In an effort to stop new oil and gas drilling in the Gulf of Mexico, at least two dozen Unitarian Universalists joined over 200 Gulf Coast residents and climate justice groups for a major rally inside the Mercedes-Benz Superdome in New Orleans during a federal oil lease auction on March 23.
“As a people of faith who affirm and promote respect for the interdependent web of all existence, we show up when we are asked to support climate justice organizing,” the Rev. Deanna Vandiver told UU World. Vandiver, executive director of the Center for Ethical Living and Social Justice Renewal (CELSJR) in New Orleans, was among the UUs who joined the rally. “As Unitarian Universalists, we have made a faithful commitment to respond,” she said.
Although protesters’ chants nearly drowned out the auction, officials from the Bureau of Ocean Energy Management nonetheless persevered in auctioning off nearly 43 million acres in the Gulf to such high bidders as Exxon Mobil Corp., Chevron U.S.A., and BP Exploration & Production, Inc. Oil prices have plummeted so far in recent months that the Superdome lease sale was one of the least lucrative since 1983, attracting only $156 million in high bids, according to nola.com, the online edition of the New Orleans Times-Picayune.

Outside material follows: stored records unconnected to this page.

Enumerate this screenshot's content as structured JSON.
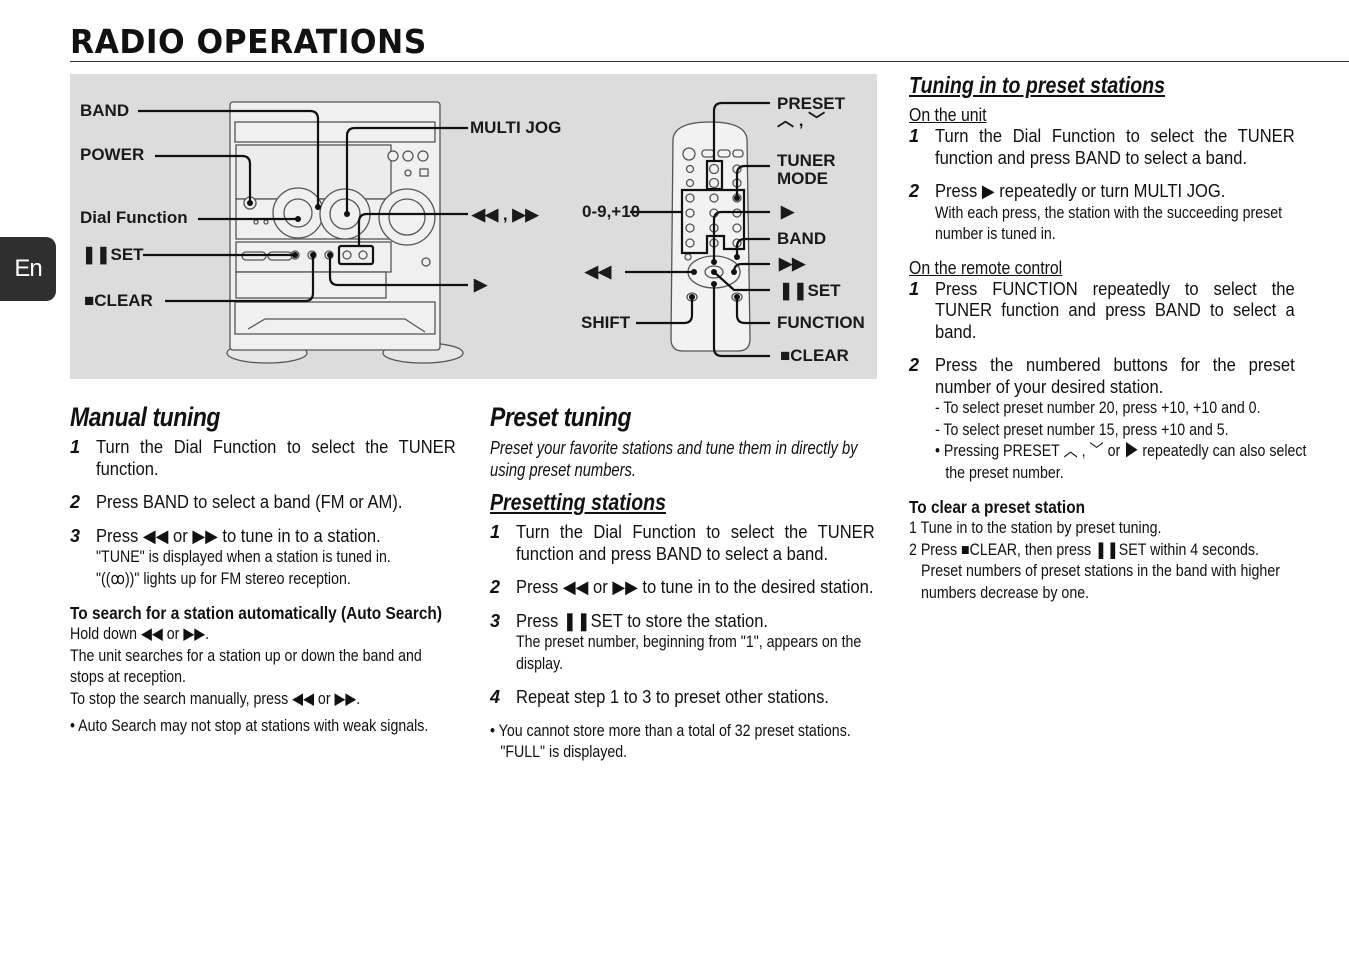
{
  "page": {
    "title": "RADIO OPERATIONS",
    "language_tab": "En"
  },
  "figure": {
    "unit_labels": {
      "band": "BAND",
      "power": "POWER",
      "dial_function": "Dial Function",
      "set": "SET",
      "clear": "CLEAR",
      "multi_jog": "MULTI JOG",
      "rew_ff": "◀◀ , ▶▶",
      "play": "▶"
    },
    "remote_labels": {
      "preset": "PRESET",
      "preset_arrows": "︿ , ﹀",
      "tuner_mode_1": "TUNER",
      "tuner_mode_2": "MODE",
      "numbers": "0-9,+10",
      "play": "▶",
      "band": "BAND",
      "rew": "◀◀",
      "ff": "▶▶",
      "set": "SET",
      "shift": "SHIFT",
      "function": "FUNCTION",
      "clear": "CLEAR"
    }
  },
  "manual_tuning": {
    "heading": "Manual tuning",
    "steps": [
      {
        "num": "1",
        "text": "Turn the Dial Function to select the TUNER function."
      },
      {
        "num": "2",
        "text": "Press BAND to select a band (FM or AM)."
      },
      {
        "num": "3",
        "text": "Press ◀◀ or ▶▶ to tune in to a station.",
        "notes": [
          "\"TUNE\" is displayed when a station is tuned in.",
          "\"((ꝏ))\" lights up for FM stereo reception."
        ]
      }
    ],
    "auto_search": {
      "heading": "To search for a station automatically (Auto Search)",
      "lines": [
        "Hold down ◀◀ or ▶▶.",
        "The unit searches for a station up or down the band and stops at reception.",
        "To stop the search manually, press ◀◀ or ▶▶."
      ],
      "bullet": "• Auto Search may not stop at stations with weak signals."
    }
  },
  "preset_tuning": {
    "heading": "Preset tuning",
    "intro": "Preset your favorite stations and tune them in directly by using preset numbers.",
    "presetting": {
      "heading": "Presetting stations",
      "steps": [
        {
          "num": "1",
          "text": "Turn the Dial Function to select the TUNER function and press BAND to select a band."
        },
        {
          "num": "2",
          "text": "Press ◀◀ or ▶▶ to tune in to the desired station."
        },
        {
          "num": "3",
          "text": "Press ❚❚SET to store the station.",
          "notes": [
            "The preset number, beginning from \"1\", appears on the display."
          ]
        },
        {
          "num": "4",
          "text": "Repeat step 1 to 3 to preset other stations."
        }
      ],
      "bullet_1": "• You cannot store more than a total of 32 preset stations.",
      "bullet_2": "\"FULL\" is displayed."
    }
  },
  "tuning_preset": {
    "heading": "Tuning in to preset stations",
    "on_unit": {
      "label": "On the unit",
      "steps": [
        {
          "num": "1",
          "text": "Turn the Dial Function to select the TUNER function and press BAND to select a band."
        },
        {
          "num": "2",
          "text": "Press ▶ repeatedly or turn MULTI JOG.",
          "notes": [
            "With each press, the station with the succeeding preset number is tuned in."
          ]
        }
      ]
    },
    "on_remote": {
      "label": "On the remote control",
      "steps": [
        {
          "num": "1",
          "text": "Press FUNCTION repeatedly to select the TUNER function and press BAND to select a band."
        },
        {
          "num": "2",
          "text": "Press the numbered buttons for the preset number of your desired station.",
          "notes": [
            "- To select preset number 20, press +10, +10 and 0.",
            "- To select preset number 15, press +10 and 5.",
            "• Pressing PRESET ︿ , ﹀ or ▶ repeatedly can also select the preset number."
          ]
        }
      ]
    },
    "clear": {
      "heading": "To clear a preset station",
      "lines": [
        "1 Tune in to the station by preset tuning.",
        "2 Press ■CLEAR, then press ❚❚SET within 4 seconds.",
        "Preset numbers of preset stations in the band with higher numbers decrease by one."
      ]
    }
  }
}
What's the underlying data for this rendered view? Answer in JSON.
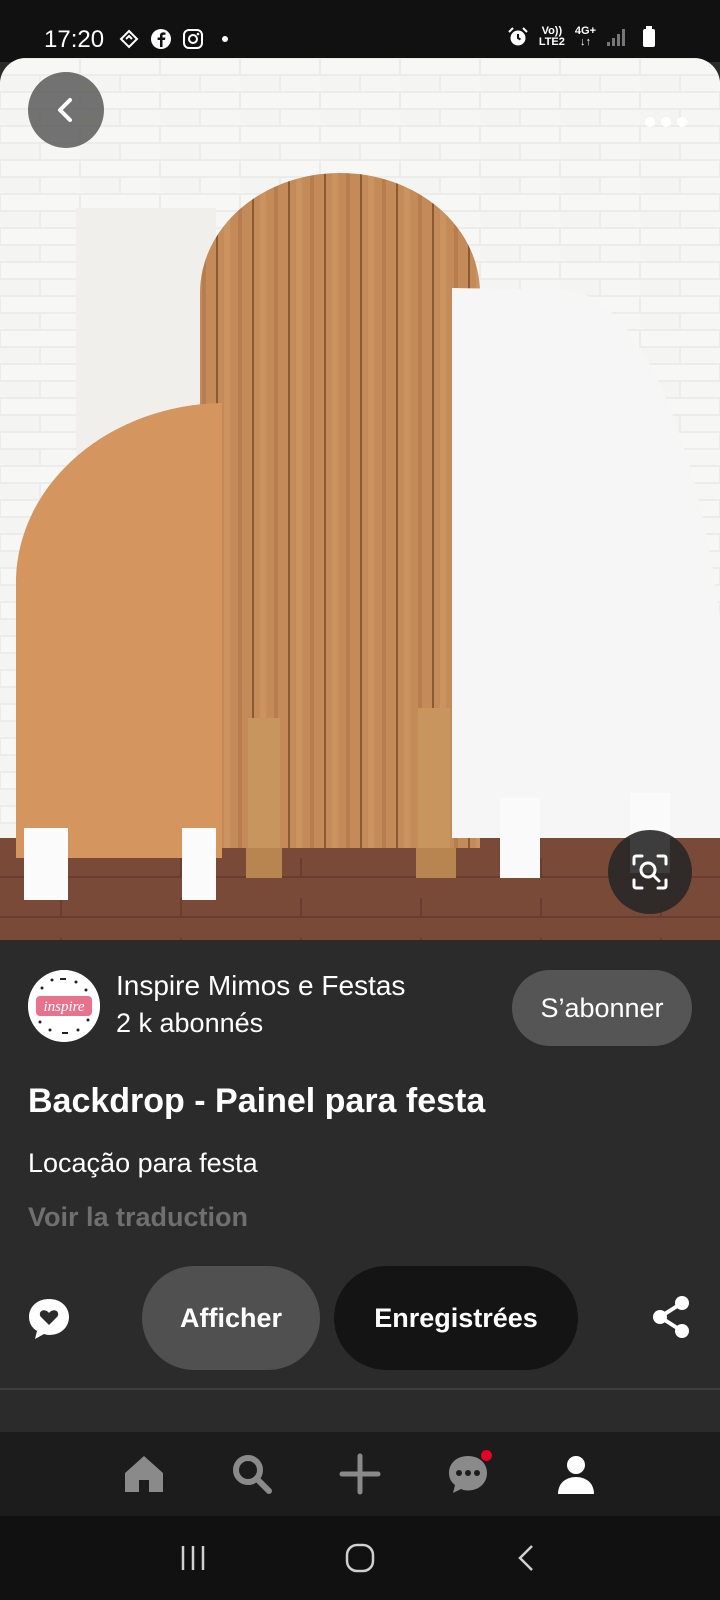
{
  "status": {
    "time": "17:20",
    "net_vo": "Vo))",
    "net_lte": "LTE2",
    "net_4g": "4G+"
  },
  "pin": {
    "creator_name": "Inspire Mimos e Festas",
    "creator_followers": "2 k abonnés",
    "avatar_text": "inspire",
    "subscribe_label": "S’abonner",
    "title": "Backdrop - Painel para festa",
    "description": "Locação para festa",
    "translate_label": "Voir la traduction"
  },
  "actions": {
    "show_label": "Afficher",
    "saved_label": "Enregistrées"
  },
  "bottom_nav": {
    "items": [
      "home-icon",
      "search-icon",
      "plus-icon",
      "chat-icon",
      "profile-icon"
    ]
  },
  "colors": {
    "background": "#2b2b2b",
    "button_grey": "#505050",
    "button_dark": "#141414",
    "notif_red": "#e60023",
    "translate_grey": "#6f6f6f"
  }
}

Still, the protest was a critical battle in the ongoing fight for climate justice, said UUs who joined in a march to the Superdome and the protest at the auction. The UU presence included members of all New Orleans-area congregations, according to Vandiver, and at least two people who traveled from out of state.
“When so many members of the New Orleans UU community show up to support environmental justice work it’s always gratifying, but never surprising,” said Alicia Cooke, a UU who attends the Community Church UU in New Orleans and is co-founder of 350 Louisiana, a local affiliate of 350.org. Although there were no arrests at the rally, many of the UUs had volunteered to be arrested, Cooke noted.
“This is the best demonstration I’ve seen in the 13 years I’ve been in New Orleans,” said the Rev. Jim VanderWeele, minister of the Community Church UU in New Orleans. UUs, he said, “see the earth as being precious,” adding, “It’s beautiful to see this many people come out and say, ‘No.’”
Although federal officials did not interfere with the hundreds of protesters who swarmed into a large meeting room where the auction was held, VanderWeele was partially shoved off the stage by a police officer when he stepped up to support protesters who surrounded the auctioneer at the podium. Though upset about the policeman’s conduct, VanderWeele said he was not injured.
The Superdome rally was part of the national “Keep it in the Ground” movement, which has organized similar protests around the country over the past year, according to the Superdome protest organizers, which included the Louisiana Bucket Brigade,the Center for Biological Diversity, and the Rainforest Action Network. Similar protests around the country have led to the federal government postponing auctions in Utah, Colorado, and other places, the organizations said in a joint news release. There are currently 5,000 active federal oil and gas leases, mostly in the Gulf, they also noted. In response to industry claims that new leases provide jobs, protest leaders said there are 27,000 abandoned oil wells that should be deactivated and disassembled, work that the oil industry should be required to do and which would provide jobs.
Aly Tharp, network coordinator of the UU Young Adults for Climate Justice (UUYACJ), who is based in Austin, traveled to New Orleans for the protest along with Jimmy Betts, a member of UUYACJ who is on the Commit2Respond communications team, after she attended a planning meeting in New York for the UU Environmental Justice Collaboratory.
As a young adult raised in Texas, Tharp said she is “pained” to see the U.S. “consistently treat the Gulf of Mexico as one huge industrial sacrifice zone.” Tharp, who spent 20 hours creating banners for the Superdome rally, said that the Gulf continues to suffer from the contamination of the Deepwater Horizon oil spill disaster in 2010, yet the federal government plans more auctions “to sell every possible acre it can to the fossil fuel industry for offshore drilling.”
Her motivation extends beyond protecting the waters and people of the Gulf, emphasized Tharp, who is on the executive team of Commit2Respond. “I am constantly called to work for collective liberation as a Unitarian Universalist in this climate-changed world. For me that means endeavoring towards mass mobilizations that create just transitions to non-toxic, non-exploitative, post-extractive economies,” she said. “We need more people who believe another world is possible, with the will to take the steps toward it.”
This story has been updated to reflect clarifications from Aly Tharp about where she grew up and about who attended the Collaboratory meeting in New York.